Economista venezuelano afirma que criptomoedas são “dinheiro bom”, o bolívar não

Os criptoativos podem ajudar a levantar a economia

De acordo com o economista e professor Aaron Olmos, as criptomoedas poderiam desempenhar um importante papel na reconstrução econômica da Venezuela, que sofre com a hiperinflação e a “dolarização”.

Há mais de dois anos o economista ministra palestras sobre o mercado de cripto, liderando ainda um programa focado na tecnologia blockchain para a IESA, mais proeminente faculdade de negócios do país. Olmos demonstrou paixão ao ensinar os venezuelanos sobre o setor em diversas conferências.

Durante uma entrevista o economista explicou as razões pelas quais o país atualmente depende do dólar americano e discutiu os desafios da situação econômica atual, onde uma moeda desvalorizada (bolívar) é utilizada como meio de pagamento oficial, apesar das alternativas.

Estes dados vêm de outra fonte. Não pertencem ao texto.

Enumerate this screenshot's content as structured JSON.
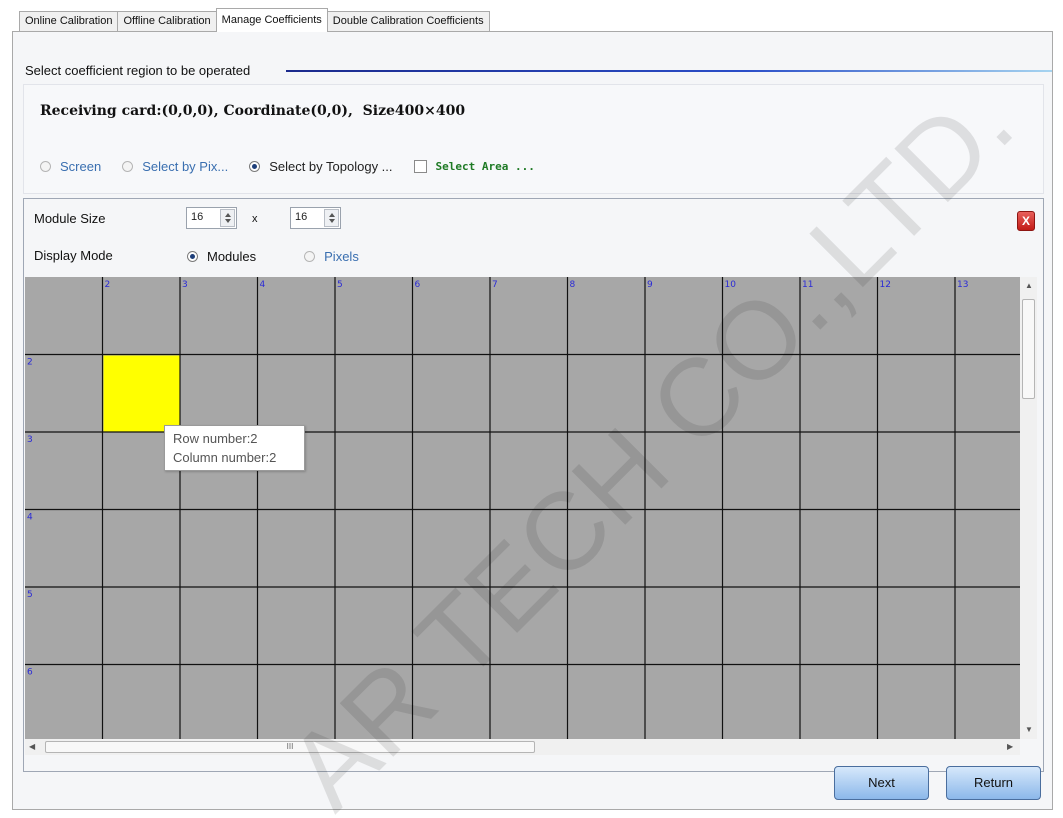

De acordo com ele, a atual situação é consequência de décadas de má administração, resultando em uma crise que acelera o uso de criptomoedas à medida que o valor do bolívar declina.

“Estamos em uma situação complicada pois ‘bom dinheiro’ – dólar ou criptomoeda – está disponível, mas é escasso porque as pessoas tendem a mantê-lo, não gastá-lo. Por outro lado, nosso ‘dinheiro ruim’, o Bolívar, é aquele utilizado por lei.”

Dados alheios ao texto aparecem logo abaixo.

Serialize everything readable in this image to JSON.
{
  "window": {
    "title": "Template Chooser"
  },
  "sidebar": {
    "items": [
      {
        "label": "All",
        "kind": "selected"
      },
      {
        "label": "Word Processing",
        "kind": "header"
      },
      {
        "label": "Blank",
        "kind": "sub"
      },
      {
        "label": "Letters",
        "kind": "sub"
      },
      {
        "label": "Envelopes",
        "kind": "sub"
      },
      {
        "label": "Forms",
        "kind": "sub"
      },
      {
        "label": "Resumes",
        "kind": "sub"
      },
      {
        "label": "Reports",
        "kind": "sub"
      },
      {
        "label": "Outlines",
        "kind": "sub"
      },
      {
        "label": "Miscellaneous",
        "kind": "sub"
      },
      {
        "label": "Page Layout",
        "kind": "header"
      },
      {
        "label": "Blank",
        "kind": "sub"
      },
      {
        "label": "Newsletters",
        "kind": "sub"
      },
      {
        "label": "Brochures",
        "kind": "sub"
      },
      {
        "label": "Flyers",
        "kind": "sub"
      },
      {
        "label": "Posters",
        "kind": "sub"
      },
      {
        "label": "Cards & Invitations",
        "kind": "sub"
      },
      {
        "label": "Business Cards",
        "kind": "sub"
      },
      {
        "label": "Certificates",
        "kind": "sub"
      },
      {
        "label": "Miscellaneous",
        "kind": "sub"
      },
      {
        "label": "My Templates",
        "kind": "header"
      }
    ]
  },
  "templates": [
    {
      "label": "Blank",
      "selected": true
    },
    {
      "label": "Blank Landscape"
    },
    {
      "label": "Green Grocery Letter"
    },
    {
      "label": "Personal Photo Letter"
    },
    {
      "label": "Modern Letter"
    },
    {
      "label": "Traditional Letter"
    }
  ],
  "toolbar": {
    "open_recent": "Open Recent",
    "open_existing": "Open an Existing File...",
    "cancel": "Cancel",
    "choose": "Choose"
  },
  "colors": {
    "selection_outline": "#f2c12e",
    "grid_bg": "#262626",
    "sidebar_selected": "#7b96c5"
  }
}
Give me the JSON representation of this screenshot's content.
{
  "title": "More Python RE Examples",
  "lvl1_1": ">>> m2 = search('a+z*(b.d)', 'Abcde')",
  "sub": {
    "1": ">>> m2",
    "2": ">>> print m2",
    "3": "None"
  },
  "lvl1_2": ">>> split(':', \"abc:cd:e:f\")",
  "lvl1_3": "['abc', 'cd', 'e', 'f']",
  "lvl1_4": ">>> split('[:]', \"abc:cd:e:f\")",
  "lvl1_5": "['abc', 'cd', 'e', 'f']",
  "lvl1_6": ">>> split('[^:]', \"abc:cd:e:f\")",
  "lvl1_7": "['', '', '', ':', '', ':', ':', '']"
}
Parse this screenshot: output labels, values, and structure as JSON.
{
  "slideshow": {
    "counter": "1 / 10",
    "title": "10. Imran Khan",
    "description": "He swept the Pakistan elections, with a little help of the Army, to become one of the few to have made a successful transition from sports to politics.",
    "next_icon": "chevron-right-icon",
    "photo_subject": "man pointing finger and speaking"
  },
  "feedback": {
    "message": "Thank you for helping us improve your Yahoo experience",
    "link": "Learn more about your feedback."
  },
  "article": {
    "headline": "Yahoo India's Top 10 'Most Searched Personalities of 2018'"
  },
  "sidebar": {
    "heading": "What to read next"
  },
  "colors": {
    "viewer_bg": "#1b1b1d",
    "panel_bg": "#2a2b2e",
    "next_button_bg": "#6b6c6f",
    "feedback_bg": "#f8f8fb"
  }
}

O economista soma isso ao fato de que o dinheiro em altas denominações é limitado, ao passo que são emitidas notas em baixas denominações e sem poder de aquisição.

“Isso cria uma distorção no valor de bens e serviços, uma vez que o preço da produção é agora baseado em dólares no mercado interno. Todo mundo sabe: o Bolívar é a nossa moeda oficial em circulação, mas a moeda funcional real é o dólar dos EUA.”

Entretanto, em meio a este cenário turbulento, o economista acredita que as criptomoedas poderiam auxiliar no desenvolvimento de uma solução, em parte porque a adoção “já está acontecendo”.

Em conjunto com a reativação da produção e a criação de novas fongtes de investimento, a resposta às questões econômicas do país poderia ser a introdução de um sistema de dupla circulação, semelhante ao utilizado no Brasil para superar a inflação dos anos 90, a Unidade de Real Valor (URV).

Deste modo, os criptoativos carregariam parte do fardo no comércio e o compartilharia com a moeda venezuelana.

“Dadas as condições, precisamos de um elemento alternativo de confiança, e não há nada melhor do que uma criptomoeda enquanto uma política econômica toma conta de fazer o bolívar recuperar valor e recuperar seu poder”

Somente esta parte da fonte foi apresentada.